|
Texto Anterior | Próximo Texto | Índice
ENTREVISTA DA 2ª
Diretor-geral diz que blocos como Alca dão menos resultado que as negociações multilaterais
OMC critica acordo regional e bilateral
Laurent Gillieron - 2.set.02/France Presse
|
O tailandês Supachai Panitchpakdi, diretor-geral da OMC (Organização Geral do Comércio), que defende negociações multilaterais |
ÉRICA FRAGA
DA REPORTAGEM LOCAL
Conflito no Iraque e divergências nas negociações comerciais
despertam a preocupação do diretor-geral da OMC (Organização
Geral do Comércio), Supachai Panitchpakdi. Mas, recentemente, a
explosão de acordos bilaterais e
regionais de comércio mundo
afora é o que mais o incomoda.
Segundo Supachai, 56, ex-primeiro-ministro da Tailândia, as
negociações desses acordos demandam muito esforço desses
países, que acabam desviados das
conversas multilaterais.
O problema disso, segundo ele,
é que, no fim das contas, acordos
como a Alca (Área para o Livre
Comércio das Américas) acabam
tomando muitos anos em suas
negociações e os resultados são
inferiores aos que seriam conseguidos nas negociações no âmbito da OMC.

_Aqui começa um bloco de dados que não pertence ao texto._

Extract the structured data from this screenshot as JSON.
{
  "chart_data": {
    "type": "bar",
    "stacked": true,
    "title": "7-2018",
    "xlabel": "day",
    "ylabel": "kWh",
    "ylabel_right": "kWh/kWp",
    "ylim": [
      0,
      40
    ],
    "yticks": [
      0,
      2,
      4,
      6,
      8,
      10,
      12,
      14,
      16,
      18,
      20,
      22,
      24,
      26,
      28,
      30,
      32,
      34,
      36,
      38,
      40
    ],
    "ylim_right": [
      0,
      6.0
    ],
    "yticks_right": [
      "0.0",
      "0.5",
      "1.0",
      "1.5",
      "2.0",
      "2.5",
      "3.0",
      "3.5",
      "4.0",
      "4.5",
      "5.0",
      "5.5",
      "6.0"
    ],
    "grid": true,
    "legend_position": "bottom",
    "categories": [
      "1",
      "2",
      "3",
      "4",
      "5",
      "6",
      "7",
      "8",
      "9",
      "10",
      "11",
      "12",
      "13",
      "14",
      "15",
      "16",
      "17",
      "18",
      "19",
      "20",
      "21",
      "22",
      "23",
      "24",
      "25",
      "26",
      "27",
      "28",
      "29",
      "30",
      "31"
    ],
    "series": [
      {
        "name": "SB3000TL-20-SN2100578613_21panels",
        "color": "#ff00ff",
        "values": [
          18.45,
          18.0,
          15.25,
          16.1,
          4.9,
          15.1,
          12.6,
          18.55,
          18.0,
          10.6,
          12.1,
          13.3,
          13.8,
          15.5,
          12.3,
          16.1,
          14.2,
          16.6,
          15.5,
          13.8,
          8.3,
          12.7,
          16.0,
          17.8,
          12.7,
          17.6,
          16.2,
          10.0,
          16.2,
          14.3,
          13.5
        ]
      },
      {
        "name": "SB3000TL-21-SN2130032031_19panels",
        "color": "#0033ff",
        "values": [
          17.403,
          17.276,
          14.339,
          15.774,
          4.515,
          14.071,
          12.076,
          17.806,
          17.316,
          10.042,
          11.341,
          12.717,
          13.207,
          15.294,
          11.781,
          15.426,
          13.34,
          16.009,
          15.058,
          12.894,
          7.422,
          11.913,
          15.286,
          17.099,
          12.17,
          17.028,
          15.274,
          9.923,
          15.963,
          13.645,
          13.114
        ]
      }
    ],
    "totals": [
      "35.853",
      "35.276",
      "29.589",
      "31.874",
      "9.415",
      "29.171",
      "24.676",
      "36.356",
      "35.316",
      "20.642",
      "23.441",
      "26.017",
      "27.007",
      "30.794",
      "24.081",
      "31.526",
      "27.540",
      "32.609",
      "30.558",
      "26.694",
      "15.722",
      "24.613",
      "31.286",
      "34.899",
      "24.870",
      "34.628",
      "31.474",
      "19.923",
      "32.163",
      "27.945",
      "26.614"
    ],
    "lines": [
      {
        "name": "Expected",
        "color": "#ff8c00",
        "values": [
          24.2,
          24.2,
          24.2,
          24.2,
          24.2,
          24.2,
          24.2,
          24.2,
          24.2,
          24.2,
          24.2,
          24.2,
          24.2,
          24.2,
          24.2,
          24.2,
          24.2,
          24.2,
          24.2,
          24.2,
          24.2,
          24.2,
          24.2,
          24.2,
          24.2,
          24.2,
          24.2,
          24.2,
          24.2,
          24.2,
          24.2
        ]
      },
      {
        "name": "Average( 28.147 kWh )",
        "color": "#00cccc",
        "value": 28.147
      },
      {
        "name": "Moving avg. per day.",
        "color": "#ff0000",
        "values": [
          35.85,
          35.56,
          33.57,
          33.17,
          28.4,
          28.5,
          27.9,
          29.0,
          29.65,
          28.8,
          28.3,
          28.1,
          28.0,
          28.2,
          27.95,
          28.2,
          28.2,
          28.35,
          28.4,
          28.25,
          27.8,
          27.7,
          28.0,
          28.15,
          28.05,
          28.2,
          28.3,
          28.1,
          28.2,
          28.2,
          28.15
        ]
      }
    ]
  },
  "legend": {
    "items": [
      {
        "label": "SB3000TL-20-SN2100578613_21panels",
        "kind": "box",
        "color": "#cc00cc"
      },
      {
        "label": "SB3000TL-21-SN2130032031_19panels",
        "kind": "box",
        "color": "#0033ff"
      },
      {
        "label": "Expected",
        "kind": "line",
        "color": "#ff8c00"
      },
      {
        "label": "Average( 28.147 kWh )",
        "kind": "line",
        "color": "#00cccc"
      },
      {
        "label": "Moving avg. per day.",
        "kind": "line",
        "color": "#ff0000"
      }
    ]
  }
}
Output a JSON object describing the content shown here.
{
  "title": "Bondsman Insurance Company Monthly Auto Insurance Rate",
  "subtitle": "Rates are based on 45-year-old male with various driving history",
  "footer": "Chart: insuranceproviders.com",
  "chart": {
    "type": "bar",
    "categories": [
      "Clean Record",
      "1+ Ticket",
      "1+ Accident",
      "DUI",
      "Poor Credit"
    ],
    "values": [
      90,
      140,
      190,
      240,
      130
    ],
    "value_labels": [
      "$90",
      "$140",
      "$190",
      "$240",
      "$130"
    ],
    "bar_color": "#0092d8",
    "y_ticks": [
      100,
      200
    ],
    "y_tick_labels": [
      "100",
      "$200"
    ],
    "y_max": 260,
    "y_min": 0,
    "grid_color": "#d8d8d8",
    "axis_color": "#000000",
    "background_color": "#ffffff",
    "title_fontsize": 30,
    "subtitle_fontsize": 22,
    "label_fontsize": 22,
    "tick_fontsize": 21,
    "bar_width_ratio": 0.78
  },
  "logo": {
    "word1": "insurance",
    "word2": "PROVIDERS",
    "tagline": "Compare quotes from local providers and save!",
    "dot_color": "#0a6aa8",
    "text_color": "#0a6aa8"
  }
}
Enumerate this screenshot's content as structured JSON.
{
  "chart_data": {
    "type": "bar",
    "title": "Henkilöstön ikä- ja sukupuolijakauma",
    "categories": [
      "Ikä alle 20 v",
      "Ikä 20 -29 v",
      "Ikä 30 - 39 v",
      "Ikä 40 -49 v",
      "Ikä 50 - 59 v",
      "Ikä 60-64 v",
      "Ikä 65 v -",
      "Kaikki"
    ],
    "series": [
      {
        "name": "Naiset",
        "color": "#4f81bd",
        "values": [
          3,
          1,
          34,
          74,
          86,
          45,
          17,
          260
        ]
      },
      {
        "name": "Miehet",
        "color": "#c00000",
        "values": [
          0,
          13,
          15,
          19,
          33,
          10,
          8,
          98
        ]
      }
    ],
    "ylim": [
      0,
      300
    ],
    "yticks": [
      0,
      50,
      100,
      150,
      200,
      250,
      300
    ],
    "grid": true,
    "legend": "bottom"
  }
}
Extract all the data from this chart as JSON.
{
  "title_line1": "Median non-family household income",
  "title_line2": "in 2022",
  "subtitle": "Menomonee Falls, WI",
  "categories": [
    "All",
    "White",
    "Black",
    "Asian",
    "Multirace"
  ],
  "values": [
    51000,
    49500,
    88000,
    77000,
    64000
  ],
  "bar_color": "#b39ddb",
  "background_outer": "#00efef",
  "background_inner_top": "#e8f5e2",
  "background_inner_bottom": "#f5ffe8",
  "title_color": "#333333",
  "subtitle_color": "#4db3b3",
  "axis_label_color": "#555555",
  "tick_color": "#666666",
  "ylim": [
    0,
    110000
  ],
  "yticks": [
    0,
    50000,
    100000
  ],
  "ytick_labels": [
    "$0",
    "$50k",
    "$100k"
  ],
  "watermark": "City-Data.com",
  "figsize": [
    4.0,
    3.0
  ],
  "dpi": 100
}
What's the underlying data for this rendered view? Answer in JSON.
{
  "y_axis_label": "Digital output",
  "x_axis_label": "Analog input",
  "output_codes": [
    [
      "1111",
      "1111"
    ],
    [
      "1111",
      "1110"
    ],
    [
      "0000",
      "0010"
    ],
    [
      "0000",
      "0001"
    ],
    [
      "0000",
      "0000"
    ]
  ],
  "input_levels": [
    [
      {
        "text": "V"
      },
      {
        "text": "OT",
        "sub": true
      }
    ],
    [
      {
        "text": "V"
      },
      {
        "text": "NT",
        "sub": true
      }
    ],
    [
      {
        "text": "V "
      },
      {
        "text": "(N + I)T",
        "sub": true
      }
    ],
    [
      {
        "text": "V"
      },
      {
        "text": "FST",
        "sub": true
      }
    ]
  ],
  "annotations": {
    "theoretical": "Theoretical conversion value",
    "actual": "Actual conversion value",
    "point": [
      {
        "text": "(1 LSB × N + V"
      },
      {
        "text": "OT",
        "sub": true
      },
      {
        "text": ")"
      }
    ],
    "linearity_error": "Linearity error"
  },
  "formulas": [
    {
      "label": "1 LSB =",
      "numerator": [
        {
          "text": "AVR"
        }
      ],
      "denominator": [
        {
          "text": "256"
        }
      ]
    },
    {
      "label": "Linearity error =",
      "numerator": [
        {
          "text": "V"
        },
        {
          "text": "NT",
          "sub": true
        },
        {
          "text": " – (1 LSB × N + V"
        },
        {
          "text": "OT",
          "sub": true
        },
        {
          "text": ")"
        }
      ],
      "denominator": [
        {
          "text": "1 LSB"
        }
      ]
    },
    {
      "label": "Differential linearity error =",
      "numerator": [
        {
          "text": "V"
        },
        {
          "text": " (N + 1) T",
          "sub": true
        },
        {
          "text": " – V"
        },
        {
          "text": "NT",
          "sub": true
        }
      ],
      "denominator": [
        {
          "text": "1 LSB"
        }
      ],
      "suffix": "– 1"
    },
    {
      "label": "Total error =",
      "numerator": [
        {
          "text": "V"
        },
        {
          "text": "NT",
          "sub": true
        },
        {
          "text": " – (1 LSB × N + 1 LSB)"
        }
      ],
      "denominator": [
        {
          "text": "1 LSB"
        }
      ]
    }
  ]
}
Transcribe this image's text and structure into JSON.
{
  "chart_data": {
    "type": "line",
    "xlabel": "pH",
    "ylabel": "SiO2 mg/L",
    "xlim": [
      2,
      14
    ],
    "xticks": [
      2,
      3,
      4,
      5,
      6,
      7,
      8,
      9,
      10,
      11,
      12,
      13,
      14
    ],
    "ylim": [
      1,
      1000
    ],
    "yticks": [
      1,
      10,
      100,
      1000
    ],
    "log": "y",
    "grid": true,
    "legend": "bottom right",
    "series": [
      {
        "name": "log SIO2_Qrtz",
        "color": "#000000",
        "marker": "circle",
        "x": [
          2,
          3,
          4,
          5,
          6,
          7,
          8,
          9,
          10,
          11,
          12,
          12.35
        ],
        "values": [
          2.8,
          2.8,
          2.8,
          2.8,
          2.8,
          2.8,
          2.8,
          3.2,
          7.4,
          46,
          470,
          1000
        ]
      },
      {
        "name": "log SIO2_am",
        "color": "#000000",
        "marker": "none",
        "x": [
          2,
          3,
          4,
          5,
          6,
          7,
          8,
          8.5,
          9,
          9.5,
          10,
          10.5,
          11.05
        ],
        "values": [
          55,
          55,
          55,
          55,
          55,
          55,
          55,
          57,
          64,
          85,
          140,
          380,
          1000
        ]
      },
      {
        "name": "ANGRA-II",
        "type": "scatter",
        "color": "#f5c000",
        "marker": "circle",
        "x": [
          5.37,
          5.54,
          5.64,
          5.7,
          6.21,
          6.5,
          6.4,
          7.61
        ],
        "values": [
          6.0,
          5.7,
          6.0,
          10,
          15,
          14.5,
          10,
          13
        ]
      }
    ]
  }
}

Isso seria válido principalmente
para os países em desenvolvimento, como o Brasil, país que, para
ele, tem grande potencial e deve
até adotar políticas industriais para diversificar suas exportações.
A guerra também ameaça distrair as atenções dos países-membros da OMC, segundo Supachai,
embora ele afirme que o calendário de encontros da atual rodada
comercial, lançada em Doha (Qatar) em novembro de 2001, será
mantido.
Na verdade, ele admite que os
esforços para a conclusão da rodada, prevista para o fim de 2004,
terão de ser aumentados em decorrência das divergências dos
países-membros, principalmente
no que tange à agricultura.
Apesar de todas as dificuldades
e das crescentes críticas de especialistas, que já vêem risco para a
rodada comercial, o diretor-geral
da OMC considera que as coisas
ainda estão sob controle.
Toda essa calma é conseguida
por meio de meditações diárias
feitas por Supachai, que pratica o
budismo.
Leia a seguir trechos da entrevista que Supachai concedeu à
Folha por telefone.
Folha - Como o conflito no Iraque
ameaça as negociações comerciais
multilaterais?
Supachai Panitchpakdi - Nós seguimos normalmente com nosso
calendário. É claro que adiamos
alguns encontros que aconteceriam no Oriente Médio. Mas nós
estamos nos movendo.
Embora a atmosfera, de forma
geral, possa nem sempre ser saudável, porque os países, talvez, tenham sua atenção desviada para
as hostilidades envolvidas no conflito [no Iraque], e os assuntos comerciais podem perder um pouco da prioridade.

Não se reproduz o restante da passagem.